Credit: Aaron Logan
Researchers have identified a cell that appears to be responsible for a particularly aggressive type of leukemia in mice.
The cell is a renin-expressing B-cell progenitor found in the bone marrow.
Renin cells, which are also present in the kidney, have traditionally been associated with the control of blood pressure and fluid balance in the body.
But investigators discovered renin progenitors in the bone marrow of mice with aggressive B-cell leukemia.
And they found evidence to suggest the leukemia originated from a mutation in these renin progenitors—specifically, deletion of RBP-J.
“We would now like to see if this is a relevant model of human disease,” said study author Brian C. Belyea, MD, of the University of Virginia (UVA) School of Medicine in Charlottesville.

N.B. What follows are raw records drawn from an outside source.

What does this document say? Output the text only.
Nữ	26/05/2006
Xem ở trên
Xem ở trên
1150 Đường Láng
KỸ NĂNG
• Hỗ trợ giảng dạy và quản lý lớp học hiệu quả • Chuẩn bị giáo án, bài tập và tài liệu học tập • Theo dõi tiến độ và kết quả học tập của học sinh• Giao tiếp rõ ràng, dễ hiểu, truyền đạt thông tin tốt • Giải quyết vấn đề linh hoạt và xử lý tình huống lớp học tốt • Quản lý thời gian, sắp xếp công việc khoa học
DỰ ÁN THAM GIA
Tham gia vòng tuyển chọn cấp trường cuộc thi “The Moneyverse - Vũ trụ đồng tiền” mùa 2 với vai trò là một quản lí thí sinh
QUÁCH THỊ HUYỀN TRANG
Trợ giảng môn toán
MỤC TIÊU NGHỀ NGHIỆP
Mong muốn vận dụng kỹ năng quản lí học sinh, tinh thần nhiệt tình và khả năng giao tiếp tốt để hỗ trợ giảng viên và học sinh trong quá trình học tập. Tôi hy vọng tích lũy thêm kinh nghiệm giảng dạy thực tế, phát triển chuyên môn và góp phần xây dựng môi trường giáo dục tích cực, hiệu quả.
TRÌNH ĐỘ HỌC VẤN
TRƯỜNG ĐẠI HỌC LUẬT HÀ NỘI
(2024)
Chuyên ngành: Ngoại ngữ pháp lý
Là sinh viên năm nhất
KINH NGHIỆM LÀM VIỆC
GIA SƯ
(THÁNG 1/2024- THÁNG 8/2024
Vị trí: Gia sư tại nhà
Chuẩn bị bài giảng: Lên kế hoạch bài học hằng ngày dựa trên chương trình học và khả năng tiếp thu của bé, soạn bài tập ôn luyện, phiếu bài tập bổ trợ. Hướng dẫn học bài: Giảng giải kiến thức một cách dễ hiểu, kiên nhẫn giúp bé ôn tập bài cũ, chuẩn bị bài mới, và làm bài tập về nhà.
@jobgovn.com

“Our long-term goal is to identify cells at increased risk for leukemia in humans and, ultimately, develop strategies to monitor and eliminate these cells.”
Dr Belyea and his colleagues described their initial steps toward this goal in Nature Communications.
In a previous study, the researchers were investigating the effects of RBP-J deletion in mice. And they were surprised to find that, as the mice aged beyond 6 months, they developed signs of an aggressive form of precursor B-lymphoblastic leukemia.
So with the current study, the team wanted to characterize this leukemia. They set out to identify which cells in the bone marrow are capable of producing renin under normal circumstances and whether those cells might be the origin of the leukemia.
The investigators found that renin is expressed by a subset of B-cell progenitors in the mouse bone marrow, and these cells need RBP-J to differentiate.
Deleting RBP-J restrains lymphocyte differentiation, and the mutant cells undergo neoplastic transformation. The mice develop a B-cell leukemia characterized by multi-organ infiltration and resulting in early death.
Experiments showed the leukemia to be particularly hardy. The researchers placed the leukemic cells in a lab dish and found they continued to survive, and even thrive, without any assistance.
“People have been trying to grow leukemia cells in culture, even from patients, and they require other factors to survive, but not these,” said study author Maria Luisa S. Sequeira-Lopez, MD, of UVA.
“These are extremely aggressive in that they have developed a system to grow and survive no matter what,” added author Ariel Gomez, MD, also of UVA. “They have immortalized themselves.”
The researchers now want to determine if these findings will translate to humans. They believe it’s possible, as they were able to identify RBP-J mutations in 10 patients (of 44 screened) with hematologic malignancies. In fact, 5 of the patients had the same frameshift deletion.